Manual of the C++ HDT library

1. Get the HDT Source Code
2. Compiling the C++ Implementation
3. Using the C++ Command Line Tools
4. Generating and Browsing HDT Files programmatically

<--Browse all libraries

 

1. Get the HDT Source Code

You can download the C++ HDT Library from its GitHub repository.

Acknowledgements: If you use our tools in your research, please acknowledge them by citing the following papers: show

 

 

2. Compiling the C++ Implementation

To compile the library run make under the dir hdt-lib, this will generate the library and tools.

The implementation can have the following optional dependencies:

  • Raptor RDF Parser Library Version 2+ (optional) This allows importing RDF in many serialization formats, i.e RDF/XML, Turtle, N3. etc. To activate uncomment the line USE_RAPTOR=true in the Makefile. If raptor is not used, the library will only be able to load RDF in NTriples format.
  • libz (optional) Allows to load files in ntriples compressed with GZIP (i.e. file.nt.gz) and gzipped HDTs (file.hdt.gz). To activate uncomment the line USE_LIBZ=true in the Makefile.
  • Kyoto Cabinet (optional) Allows generating big RDF Datasets on machines without much RAM Memory, by creating a temporary Kyoto Cabinet Database. To activate uncomment the line USE_KYOTO=true in the Makefile and edit the includepath / librarypath.

 

3. Using the C++ Command Line Tools

After compiling, these are the typical operations that you will perform:

    • Create the HDT representation of your RDF Data:
$ tools/rdf2hdt data/test.nt data/test.hdt
    • Convert an HDT to another serialization format, such as NTriples:
$ tools/hdt2rdf data/test.hdt data/test.hdtexport.nt
    • Open a terminal to search triple patterns within an HDT file:
$ tools/hdtSearch data/test.hdt
>> ? ? ?
http://example.org/uri3 http://example.org/predicate3 http://example.org/uri4
http://example.org/uri3 http://example.org/predicate3 http://example.org/uri5
http://example.org/uri4 http://example.org/predicate4 http://example.org/uri5
http://example.org/uri1 http://example.org/predicate1 "literal1"
http://example.org/uri1 http://example.org/predicate1 "literalA"
http://example.org/uri1 http://example.org/predicate1 "literalB"
http://example.org/uri1 http://example.org/predicate1 "literalC"
http://example.org/uri1 http://example.org/predicate2 http://example.org/uri3
http://example.org/uri1 http://example.org/predicate2 http://example.org/uriA3
http://example.org/uri2 http://example.org/predicate1 "literal1"
9 results shown.

>> http://example.org/uri3 ? ?
http://example.org/uri3 http://example.org/predicate3 http://example.org/uri4
http://example.org/uri3 http://example.org/predicate3 http://example.org/uri5
2 results shown.

>> exit
    • Extract the Header of an HDT file:
$ tools/hdtInfo data/test.hdt > header.nt
    • Replace the Header of an HDT file with a new one.
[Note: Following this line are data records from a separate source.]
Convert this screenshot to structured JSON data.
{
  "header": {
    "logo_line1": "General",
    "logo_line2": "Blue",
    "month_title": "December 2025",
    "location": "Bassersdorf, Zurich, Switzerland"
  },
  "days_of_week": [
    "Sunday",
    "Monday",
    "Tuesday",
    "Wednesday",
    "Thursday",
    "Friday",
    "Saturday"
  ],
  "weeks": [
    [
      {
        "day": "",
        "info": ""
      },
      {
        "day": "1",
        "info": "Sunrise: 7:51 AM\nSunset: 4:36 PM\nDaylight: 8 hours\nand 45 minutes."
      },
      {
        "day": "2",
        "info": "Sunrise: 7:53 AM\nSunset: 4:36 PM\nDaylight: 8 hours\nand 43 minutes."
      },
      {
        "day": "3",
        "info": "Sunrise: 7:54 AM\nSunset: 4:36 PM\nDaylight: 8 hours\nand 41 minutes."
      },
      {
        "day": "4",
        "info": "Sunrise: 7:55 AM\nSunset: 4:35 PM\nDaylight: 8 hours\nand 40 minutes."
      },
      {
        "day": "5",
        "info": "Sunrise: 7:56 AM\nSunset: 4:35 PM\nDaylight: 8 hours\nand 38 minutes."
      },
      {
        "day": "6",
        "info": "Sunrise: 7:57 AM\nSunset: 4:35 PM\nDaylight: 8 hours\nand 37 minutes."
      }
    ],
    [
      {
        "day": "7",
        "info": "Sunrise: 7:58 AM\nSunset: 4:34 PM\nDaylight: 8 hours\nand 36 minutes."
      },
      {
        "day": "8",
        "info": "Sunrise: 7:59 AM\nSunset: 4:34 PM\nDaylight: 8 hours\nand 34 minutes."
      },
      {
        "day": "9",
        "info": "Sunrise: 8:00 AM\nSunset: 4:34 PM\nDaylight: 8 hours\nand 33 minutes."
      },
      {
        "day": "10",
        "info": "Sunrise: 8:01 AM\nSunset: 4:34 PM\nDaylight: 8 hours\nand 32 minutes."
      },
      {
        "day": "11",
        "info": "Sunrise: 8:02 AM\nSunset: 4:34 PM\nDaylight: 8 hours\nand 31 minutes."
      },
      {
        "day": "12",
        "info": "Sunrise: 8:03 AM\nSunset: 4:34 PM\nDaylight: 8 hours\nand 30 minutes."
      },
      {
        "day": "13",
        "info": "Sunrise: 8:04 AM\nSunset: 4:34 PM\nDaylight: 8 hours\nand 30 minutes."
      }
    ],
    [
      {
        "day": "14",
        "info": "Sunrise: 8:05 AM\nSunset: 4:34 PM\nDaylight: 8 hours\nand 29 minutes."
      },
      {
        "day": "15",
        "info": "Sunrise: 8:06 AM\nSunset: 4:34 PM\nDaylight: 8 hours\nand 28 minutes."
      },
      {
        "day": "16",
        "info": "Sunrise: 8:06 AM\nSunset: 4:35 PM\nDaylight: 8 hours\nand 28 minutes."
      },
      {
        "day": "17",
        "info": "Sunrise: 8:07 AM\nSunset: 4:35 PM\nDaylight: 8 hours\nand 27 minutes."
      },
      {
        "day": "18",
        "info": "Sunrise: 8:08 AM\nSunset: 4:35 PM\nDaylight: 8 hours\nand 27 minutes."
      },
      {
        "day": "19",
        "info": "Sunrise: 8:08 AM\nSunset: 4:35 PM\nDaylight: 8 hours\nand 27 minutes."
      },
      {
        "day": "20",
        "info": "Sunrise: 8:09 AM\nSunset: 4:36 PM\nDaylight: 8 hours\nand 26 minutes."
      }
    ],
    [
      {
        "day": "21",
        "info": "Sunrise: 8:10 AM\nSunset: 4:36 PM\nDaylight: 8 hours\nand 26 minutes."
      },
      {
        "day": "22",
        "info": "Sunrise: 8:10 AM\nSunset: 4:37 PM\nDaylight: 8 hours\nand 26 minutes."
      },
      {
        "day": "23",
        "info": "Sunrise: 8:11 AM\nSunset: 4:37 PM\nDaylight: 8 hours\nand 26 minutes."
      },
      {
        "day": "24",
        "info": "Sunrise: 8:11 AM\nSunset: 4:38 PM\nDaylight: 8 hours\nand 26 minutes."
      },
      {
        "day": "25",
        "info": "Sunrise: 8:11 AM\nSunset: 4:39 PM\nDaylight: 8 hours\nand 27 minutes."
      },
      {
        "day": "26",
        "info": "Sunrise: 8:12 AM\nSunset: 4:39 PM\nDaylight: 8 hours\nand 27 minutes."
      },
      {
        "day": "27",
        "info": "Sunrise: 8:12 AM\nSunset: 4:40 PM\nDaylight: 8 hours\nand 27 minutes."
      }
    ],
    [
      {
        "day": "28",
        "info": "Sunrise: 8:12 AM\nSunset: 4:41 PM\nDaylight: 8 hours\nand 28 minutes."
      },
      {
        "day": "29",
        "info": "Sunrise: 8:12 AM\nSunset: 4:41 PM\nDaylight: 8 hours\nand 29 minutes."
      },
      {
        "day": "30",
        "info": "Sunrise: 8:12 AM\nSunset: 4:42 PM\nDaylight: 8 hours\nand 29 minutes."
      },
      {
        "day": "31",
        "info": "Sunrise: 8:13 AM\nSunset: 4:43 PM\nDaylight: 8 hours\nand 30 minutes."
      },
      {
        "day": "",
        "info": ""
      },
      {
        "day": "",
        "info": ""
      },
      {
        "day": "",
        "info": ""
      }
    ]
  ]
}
For example by editing the existing one as extracted using hdtInfo
$ tools/replaceHeader data/test.hdt data/testOutput.hdt newHeader.nt

 

4. Generating and Browsing HDT Files programmatically

#include <HDTManager.hpp>

using namespace hdt;

int main(int argc, char *argv[]) {
	HDTSpecification spec;

	// Read RDF into an HDT file.
 	HDT *hdt = HDTManager::generateHDT(
                     "data/test.nt",   // Input file
                     "http://example.org/test", // Base URI
                     NTRIPLES,         // Input Format
                     spec              // Additional HDT Options
                   );

	// OPTIONAL: Add additional domain-specific properties to the header
	//Header *header = hdt->getHeader();
	//header->insert("myResource1", "property", "value");

	// Save HDT to a file
	hdt->saveToHDT("data/test.hdt");

	delete hdt;
}
#include <iostream>
#include <HDTManager.hpp>

using namespace std;
using namespace hdt;

int main(int argc, char *argv[]) {

	// Load HDT file (Use mapIndexedHDT if you plan to use ?p?, ?po or ??o queries.
	HDT *hdt = HDTManager::mapHDT("data/test.hdt");

	// Enumerate all triples matching a pattern ("" means any)
	IteratorTripleString *it = hdt->search("http://example.org/uri3","","");
	while(it->hasNext()){
		TripleString *triple = it->next();
		cout << triple->getSubject() <<
		", " << triple->getPredicate() <<
		", " << triple->getObject() << endl;
	}
	delete it; // Remember to delete iterator to avoid memory leaks!
	delete hdt; // Remember to delete instance when no longer needed!
}

Please note that you need to use mapIndexedHDT if you plan to do ?p?, ?po or ??o queries. The first time this method is called on an HDT, the library will generate a filename.hdt.index in the same directory of the original file, task that will take a few seconds/minutes depending on the size of the dataset. Subsequent calls will just load the hdt.index file and will be faster. You can safely delete the .hdt.index file if you don’t plan to use it. It will be automatically regenerated the next time is required.